Rasio Gini di Indonesia pada tahun 2019 berada pada
angka 0,38. Tiga provinsi dengan tingkat ketimpangan pendapatan tertinggi yang
jauh di atas rata-rata nasional adalah Daerah Istimewa Yogyakarta (0,42), kedua
adalah Gorontalo (0,41), dan yang ketiga adalah Jawa Barat (0,39). Ketimpangan
pendapatan (Gini Ratio) Kalimantan Tengah tahun 2019 berada pada angka 0,336
hanya memiliki selisih 0,04 saja dari ketimpangan nasional (0,38) dan hanya
memiliki selisih 0,08 dari gini rasio provinsi dengan ketimpangan pendapatan
tertinggi di Indonesia (0,42). Hal ini membuktikan bahwa distribusi pendapatan
di Kalimantan Tengah tidak merata.
Pendapatan perkapita tidak memcerminkan pemerataan
pendapatan. Perhitungan pendapatan perkapita secara garis besar merupakan nilai
keseluruhan PDRB dibagi dengan jumlah penduduk. Jika dilihat dari nilai PDRB
tinggi yang merupakan sumbangsih sub sektor perkebunan khususnya sawit kemudian
dibagi secara merata terhadap jumlah penduduk di Kalimantan Tengah tentu tidak
akan memberikan gambaran riil tentang seberapa besar sesungguhnya pendapatan
perkapita masyarakat di Kalimantan Tengah. Hal ini tidak dapat pula dijadikan
acuan untuk mengukur seberapa besar kesejahteraan dan kemampuan daya beli
masyarakat sehingga wajar jika pendapatan perkapita meningkat maka kemiskinan
akan ikut meningkat.
Hasil penelitian menunjukkan bahwa tingkat pengangguran terbuka tidak
berpengaruh terhadap tingkat kemiskinan di Kalimantan Tengah. Hasil tersebut tidak sesuai dengan teori
dan penelitian terdahulu yang menjadi landasan teori dalam penelitian ini dan
tidak sesuai hipotesis penelitian yang diajukan, maka hipotesis penelitian tidak
diterima.
Tidak semua orang yang sementara menganggur itu selalu
miskin. Karena seperti halnya penduduk yang termasuk dalam kelompok
pengangguran terbuka ada beberapa macam penganggur, yaitu mereka yang mencari
kerja, mereka yang mempersiapkan usaha, mereka yang tidak mencari pekerjaan
karena merasa tidak mungkin mendapatkan pekerjaan dan yang terakhir mereka yang
sudah punya pekerjaan tetapi belum mulai bekerja. Diantara empat kategori
pengangguran terbuka diatas bahwa sebagian diantaranya ada yang masuk dalam
sektor informal, dan ada juga yang mempunyai pekerjaan dengan jam kerja kurang
dari yang ditentukan.
Selain itu ada yang sedang berusaha atau mempersiapkan
usaha sendiri, ada juga yang sedang menunggu mulainya bekerja, ada juga yang
mempunyai pekerjaan paruh waktu (part time) namun dengan penghasilan melebihi
orang bekerja secara normal, dan yang mana semua golongan tersebut masuk dalam
kategori pengangguran terbuka. Menurut Anjari &
Nurhasanah (2012) kemiskinan
mungkin tidak selalu berhubungan dengan masalah ketenagakerjaan.

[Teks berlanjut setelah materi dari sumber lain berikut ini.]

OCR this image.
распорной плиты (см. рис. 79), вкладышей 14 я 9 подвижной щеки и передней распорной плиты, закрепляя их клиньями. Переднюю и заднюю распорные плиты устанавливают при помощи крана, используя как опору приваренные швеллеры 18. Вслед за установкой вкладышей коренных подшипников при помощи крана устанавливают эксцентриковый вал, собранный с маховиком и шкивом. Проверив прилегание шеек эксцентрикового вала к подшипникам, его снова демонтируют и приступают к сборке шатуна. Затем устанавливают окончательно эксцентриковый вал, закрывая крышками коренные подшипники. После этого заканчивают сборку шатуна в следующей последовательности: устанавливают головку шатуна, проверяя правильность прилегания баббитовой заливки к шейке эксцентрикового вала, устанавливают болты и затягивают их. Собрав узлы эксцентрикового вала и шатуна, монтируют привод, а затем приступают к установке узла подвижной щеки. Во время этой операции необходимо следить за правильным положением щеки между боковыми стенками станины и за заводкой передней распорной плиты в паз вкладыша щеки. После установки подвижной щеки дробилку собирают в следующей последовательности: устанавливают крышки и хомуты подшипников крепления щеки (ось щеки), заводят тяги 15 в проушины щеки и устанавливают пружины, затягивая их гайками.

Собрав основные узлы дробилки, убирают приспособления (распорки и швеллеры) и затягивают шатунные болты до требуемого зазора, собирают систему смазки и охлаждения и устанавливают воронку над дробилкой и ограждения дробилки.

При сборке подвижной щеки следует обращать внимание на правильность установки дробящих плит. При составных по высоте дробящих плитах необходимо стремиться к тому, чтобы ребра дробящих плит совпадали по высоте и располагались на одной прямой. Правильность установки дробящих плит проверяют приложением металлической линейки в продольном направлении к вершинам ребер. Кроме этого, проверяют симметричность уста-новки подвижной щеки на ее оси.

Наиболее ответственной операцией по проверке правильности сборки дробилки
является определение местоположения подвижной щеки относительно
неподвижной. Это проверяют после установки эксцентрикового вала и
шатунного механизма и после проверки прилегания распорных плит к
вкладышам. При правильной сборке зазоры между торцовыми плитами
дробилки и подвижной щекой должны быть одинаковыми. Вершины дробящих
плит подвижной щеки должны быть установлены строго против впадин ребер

Hal ini diperkuat dengan pendapat Arsyad (2016) yang menyatakan bahwa salah
jika beranggapan setiap orang yang tidak mempunyai pekerjaan adalah miskin,
sedang yang bekerja secara penuh adalah orang kaya. Hal ini karena kadangkala
ada pekerja di perkotaan yang tidak bekerja secara sukarela karena mencari
pekerjaan yang lebih baik yang lebih sesuai dengan tingkat pendidikannya.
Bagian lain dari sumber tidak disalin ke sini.